UBS's hijacking of aviation history also lifts the lid on the bank's rank hypocrisy concerning women's roles and value in society, commerce and sport. Presumably UBS "research" proves females of all ages become excited by Formula One's spreadsheet sterility, mind-numbing complexity, competitor overpopulation, infinite repeatability and yawning predictability. And yet, exactly how many female F1 drivers competed in a Grand Prix over the past two decades? Why is there still not an all-women's race on any circuit?

Aspiring or monied women may link those uncomfortable realities with the declarations by F1's Supremo (most recently in 2005) that "... women should be dressed in white like all the other domestic appliances." Consider deeply that problematic UBS association, plus the bank's recent shanghaiing of Amelia Earhart (who, ironically, was fond of driving fast cars), and the following excerpts from one of her 1935 speeches. Ms. Earhart's subject was how advances in science and technology were freeing women from servitude as mere household appliances:

"Not only has applied science decreased the toil in the home, but it has provided undreamed of economic opportunities for women. Today, millions of them are earning their living under conditions made possible only through a basically altered industrial system. Probably no scientific development is more startling than the effect of this new and growing economic independence upon women themselves. When the history of our times is written, it must record as supremely significant the physical, psychic and social changes women have undergone in these exciting decades."

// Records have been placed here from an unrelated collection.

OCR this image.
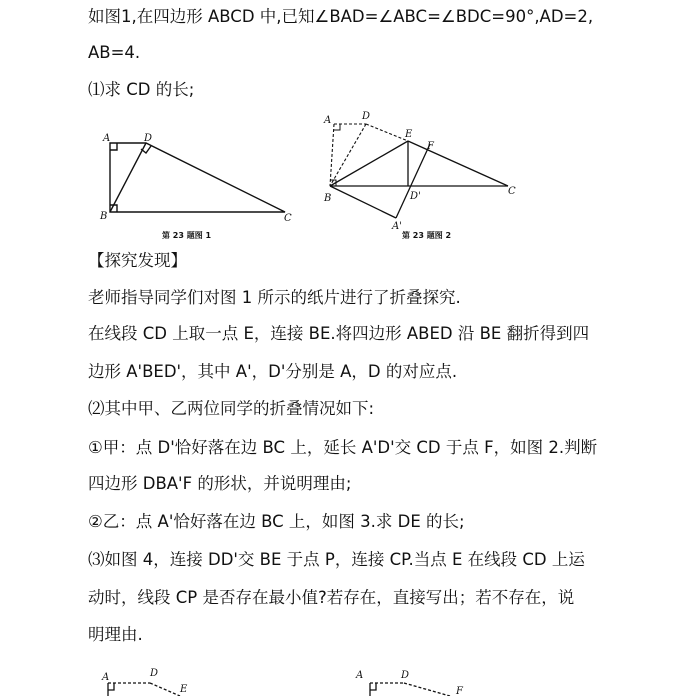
如图1,在四边形 ABCD 中,已知∠BAD=∠ABC=∠BDC=90°,AD=2,
AB=4.
⑴求 CD 的长;
【探究发现】
老师指导同学们对图 1 所示的纸片进行了折叠探究.
在线段 CD 上取一点 E，连接 BE.将四边形 ABED 沿 BE 翻折得到四
边形 A'BED'，其中 A'，D'分别是 A，D 的对应点.
⑵其中甲、乙两位同学的折叠情况如下:
①甲：点 D'恰好落在边 BC 上，延长 A'D'交 CD 于点 F，如图 2.判断
四边形 DBA'F 的形状，并说明理由;
②乙：点 A'恰好落在边 BC 上，如图 3.求 DE 的长;
⑶如图 4，连接 DD'交 BE 于点 P，连接 CP.当点 E 在线段 CD 上运
动时，线段 CP 是否存在最小值?若存在，直接写出；若不存在，说
明理由.
A	D
B	C
第 23 题图 1
A	D
E
F
B	D'	C
A'
第 23 题图 2
A	D
E
A	D
F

"Aviation, this young modern giant, exemplified the possible relationship of women and the creations of science. Although women as yet have not taken full advantage of its use and benefits, air travel is available to them as to men. As so often happens in introducing the new or changing the old, public acceptance depends peculiarly upon women's friendly attitude."

"In aviation, they are arbiters of whether or not their families shall fly, and as such, are a potent influence."

No man today can argue with a straight face that enlightened women cannot decide how to fly, what to drive or where to bank -- especially in their potent capacities as family CPOs and CFOs. No doubt UBS has conjured "research" to prove the bank's relatively new five-year global partnership with F1 is worth the reported $40 million annual rights fee -- current and prospective female clients be damned.

UBS's flawed and presumptive ad depicting Ms. Earhart, plus its lavish support of Formula One's odd alchemy, flies in the face of the bank's claimed competence in enabling the prototypical aspiring woman with investable assets (quoting that same UBS ad) to "... recover some of her confidence." Discerning high net worth individuals may therefore conclude that as far as stellar research-driven investment opportunities go, there is no Über BS quite like what UBS is spewing.

Only through well-planned, tangible and deeply resonating actions will UBS have any hope of re-establishing credibility and trust in its tarnished brand among the public, shareholders and high net worth clients (especially those crucial female arbiters Amelia Earhart cited).

Salvaging a sunken reputation by courting "... women's friendly attitude ..." requires far more than bogus research, advertising puffery and no rest.